As seen above, with the new budget line DE, to be consistent in his behaviour the consumer can either choose the original combination Q or any combination lying on the segment QE of the budget line DE or from within the shaded area QEB. If he chooses again the original combination Q, the Slutsky substitution effect will be zero. However, suppose that the consumer actually chooses combination S on the segment QE of the new budget line DE.

Now, choice of the combination S shows that there will be substitution effect due to which the consumer will buy MN more of good X. Note that substitution effect is negative in the sense that the relative fall in price of good X has led to the increase in quantity demanded of X, that is, change in quantity demanded is in opposite direction to the change in price.
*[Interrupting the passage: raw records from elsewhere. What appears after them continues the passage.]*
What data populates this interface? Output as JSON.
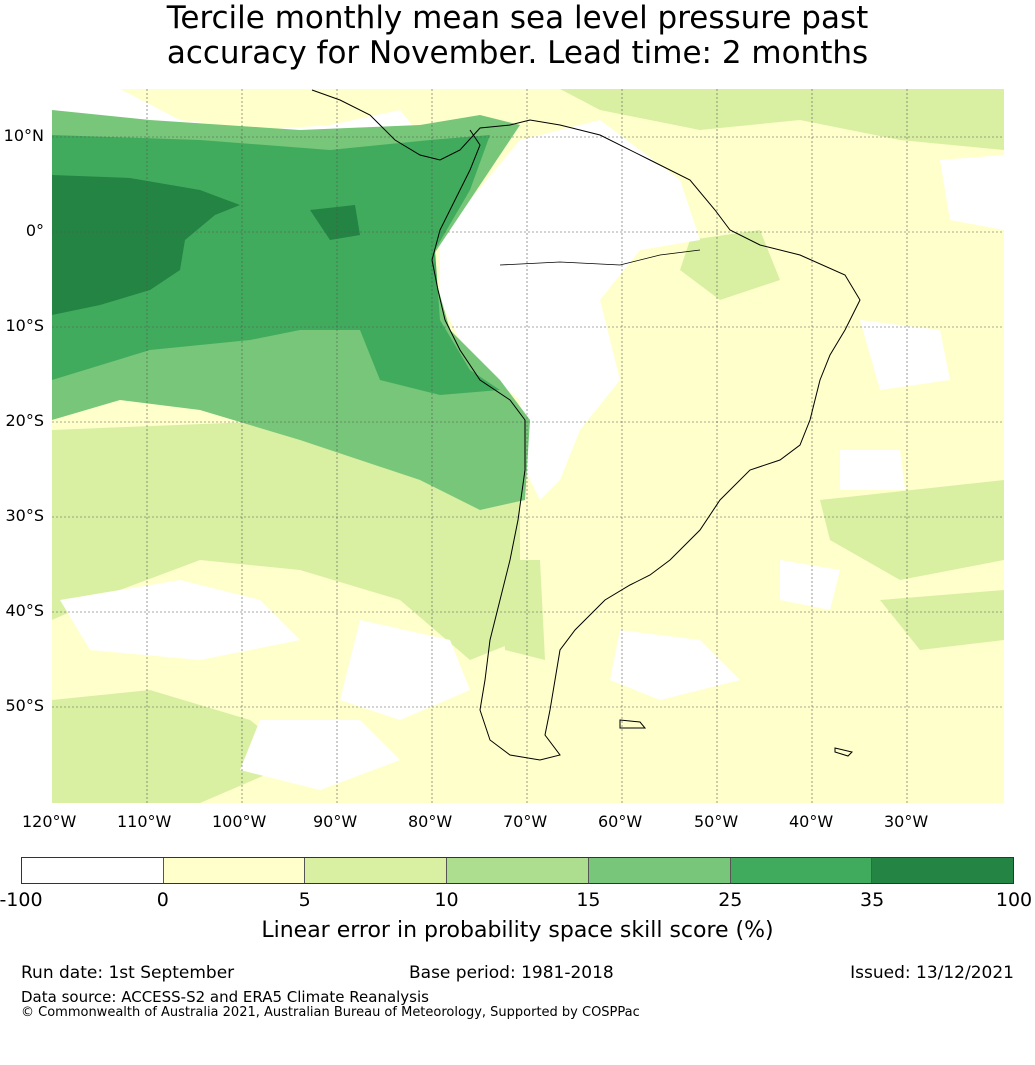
{
  "title": {
    "line1": "Tercile monthly mean sea level pressure past",
    "line2": "accuracy for November. Lead time: 2 months"
  },
  "map": {
    "lon_ticks": [
      "120°W",
      "110°W",
      "100°W",
      "90°W",
      "80°W",
      "70°W",
      "60°W",
      "50°W",
      "40°W",
      "30°W"
    ],
    "lat_ticks": [
      "10°N",
      "0°",
      "10°S",
      "20°S",
      "30°S",
      "40°S",
      "50°S"
    ],
    "lon_range": [
      -120,
      -20
    ],
    "lat_range": [
      -60,
      15
    ]
  },
  "colorbar": {
    "colors": [
      "#ffffff",
      "#ffffcc",
      "#d9f0a3",
      "#addd8e",
      "#78c679",
      "#41ab5d",
      "#238443"
    ],
    "ticks": [
      "-100",
      "0",
      "5",
      "10",
      "15",
      "25",
      "35",
      "100"
    ],
    "label": "Linear error in probability space skill score (%)"
  },
  "footer": {
    "run_date": "Run date: 1st September",
    "base_period": "Base period: 1981-2018",
    "issued": "Issued: 13/12/2021",
    "source": "Data source: ACCESS-S2 and ERA5 Climate Reanalysis",
    "copyright": "© Commonwealth of Australia 2021, Australian Bureau of Meteorology, Supported by COSPPac"
  }
}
It should be noted that choice of combination S on segment QE in preference to combination Q of the budget line DE is not inconsistent because combinations on QE segment and within the shaded area QEB were not available before when combination Q was earlier chosen in price-income situation AB.

Thus, with the new budget line DE after consumer’s income has been adjusted to cancel out the gain in real income resulting from a relative fall in price of X, the consumer chooses either Q (when substitution effect is zero or a combination such as S on segment QE when substitution effect leads to the increase in quantity demanded of good X by MN.
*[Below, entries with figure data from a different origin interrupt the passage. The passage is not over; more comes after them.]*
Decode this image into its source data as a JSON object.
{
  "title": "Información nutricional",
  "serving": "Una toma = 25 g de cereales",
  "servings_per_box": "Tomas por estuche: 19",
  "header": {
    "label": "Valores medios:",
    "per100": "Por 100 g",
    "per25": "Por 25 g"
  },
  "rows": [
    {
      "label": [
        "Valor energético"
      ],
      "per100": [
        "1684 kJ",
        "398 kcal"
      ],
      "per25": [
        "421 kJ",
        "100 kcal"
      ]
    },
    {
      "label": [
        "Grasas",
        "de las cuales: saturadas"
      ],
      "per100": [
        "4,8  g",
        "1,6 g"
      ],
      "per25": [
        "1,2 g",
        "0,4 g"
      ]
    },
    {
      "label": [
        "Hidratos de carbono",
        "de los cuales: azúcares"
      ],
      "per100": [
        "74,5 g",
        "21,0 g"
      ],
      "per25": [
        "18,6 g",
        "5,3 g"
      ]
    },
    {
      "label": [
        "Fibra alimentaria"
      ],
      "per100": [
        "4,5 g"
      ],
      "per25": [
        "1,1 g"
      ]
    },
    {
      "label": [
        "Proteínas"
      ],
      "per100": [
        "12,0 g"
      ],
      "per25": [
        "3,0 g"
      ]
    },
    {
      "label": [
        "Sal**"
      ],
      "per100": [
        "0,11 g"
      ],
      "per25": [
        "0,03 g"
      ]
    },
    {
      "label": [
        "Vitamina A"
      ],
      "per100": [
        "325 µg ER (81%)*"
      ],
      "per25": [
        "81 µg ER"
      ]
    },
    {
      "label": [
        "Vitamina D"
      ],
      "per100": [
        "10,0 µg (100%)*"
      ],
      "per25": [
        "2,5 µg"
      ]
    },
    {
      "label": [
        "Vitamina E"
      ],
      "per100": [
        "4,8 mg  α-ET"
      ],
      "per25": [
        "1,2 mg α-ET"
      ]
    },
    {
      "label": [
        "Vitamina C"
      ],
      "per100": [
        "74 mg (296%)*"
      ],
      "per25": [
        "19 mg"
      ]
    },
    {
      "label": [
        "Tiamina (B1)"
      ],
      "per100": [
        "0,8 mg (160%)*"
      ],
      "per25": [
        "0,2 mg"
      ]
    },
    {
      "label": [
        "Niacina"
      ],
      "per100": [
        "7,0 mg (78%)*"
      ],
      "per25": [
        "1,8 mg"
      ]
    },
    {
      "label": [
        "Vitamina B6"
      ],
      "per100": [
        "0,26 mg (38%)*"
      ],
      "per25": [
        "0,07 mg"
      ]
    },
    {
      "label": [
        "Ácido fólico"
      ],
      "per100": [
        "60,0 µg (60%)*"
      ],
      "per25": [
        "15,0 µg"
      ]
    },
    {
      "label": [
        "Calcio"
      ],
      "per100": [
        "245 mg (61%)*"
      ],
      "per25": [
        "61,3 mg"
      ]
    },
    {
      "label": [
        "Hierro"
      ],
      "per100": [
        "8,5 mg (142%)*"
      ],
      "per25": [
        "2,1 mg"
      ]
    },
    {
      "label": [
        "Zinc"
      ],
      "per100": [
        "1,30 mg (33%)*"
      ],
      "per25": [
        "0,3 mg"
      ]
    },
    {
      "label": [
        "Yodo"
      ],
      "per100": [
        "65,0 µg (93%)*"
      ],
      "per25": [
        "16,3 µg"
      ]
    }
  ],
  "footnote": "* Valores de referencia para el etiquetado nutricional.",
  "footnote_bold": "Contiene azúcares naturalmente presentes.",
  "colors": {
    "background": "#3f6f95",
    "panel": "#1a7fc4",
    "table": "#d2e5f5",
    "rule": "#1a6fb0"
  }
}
This is generally known as Slutsky theorem which states that if income effect is ignored substitution effect will lead to the increase in quantity demanded of the good whose price has fallen. Therefore, according to Slutsky theorem, due to the negative substitution effect, the Marshallian law of demand describing inverse relationship between quantity demanded and price of a good will hold good, that is, due to substitution effect alone demand curve slopes downward.

Now, if the consumer chooses the combination S on the line segment QE of budget line DE, it means that he buys MN more due to the substitution effect. Thus he prefers combination S to combination Q. In other words, his choice of S instead of Q reveals that he will be better off at S as compared to Q. Now, if money income withdrawn from him is restored to him so that he is faced with the budget line AC.

If income effect is positive, he will choose a combination, say R, on the budget line AC to the right of point S indicating that as a result of income effect he buys NH more of the commodity X Thus quantity demanded of commodity X increases by MN as a result of substitution effect and by NH as a result of income effect. This proves the law of demand stating inverse relationship between price and quantity demanded.

On budget line DE, if the consumer chooses combination Q and consequently substitution effect is zero, the whole increase in quantity demanded MH as a result of decline in price of good X will be due to positive income effect. However, it is more likely that the substitution effect will lead to the choice by a consumer a combination such as S that lies to the right of Q on the line segment QE and will therefore cause increase in quantity demanded. This substitution effect is reinforced by the positive income effect and as result we get a downward-sloping demand curve.

It needs to be emphasised that in revealed preference theory it is not possible to locate exact positions of points S and R obtained as a result of substitution effect and income effect respectively. It will be recalled that with indifference curve analysis we could obtain precise points to which a consumer moves as a result of substitution and income effects and these were the points of tangency of indifference curves with the relevant budget lines.

As explained above, revealed preference theory is based on the assumption that all points on or below the budget line are strongly ordered and relation of indifference of a consumer between some combinations of goods is therefore ruled out. In revealed preference theory, choice of a consumer reveals his preference for a chosen position; it cannot reveal indifference of the consumer between combinations.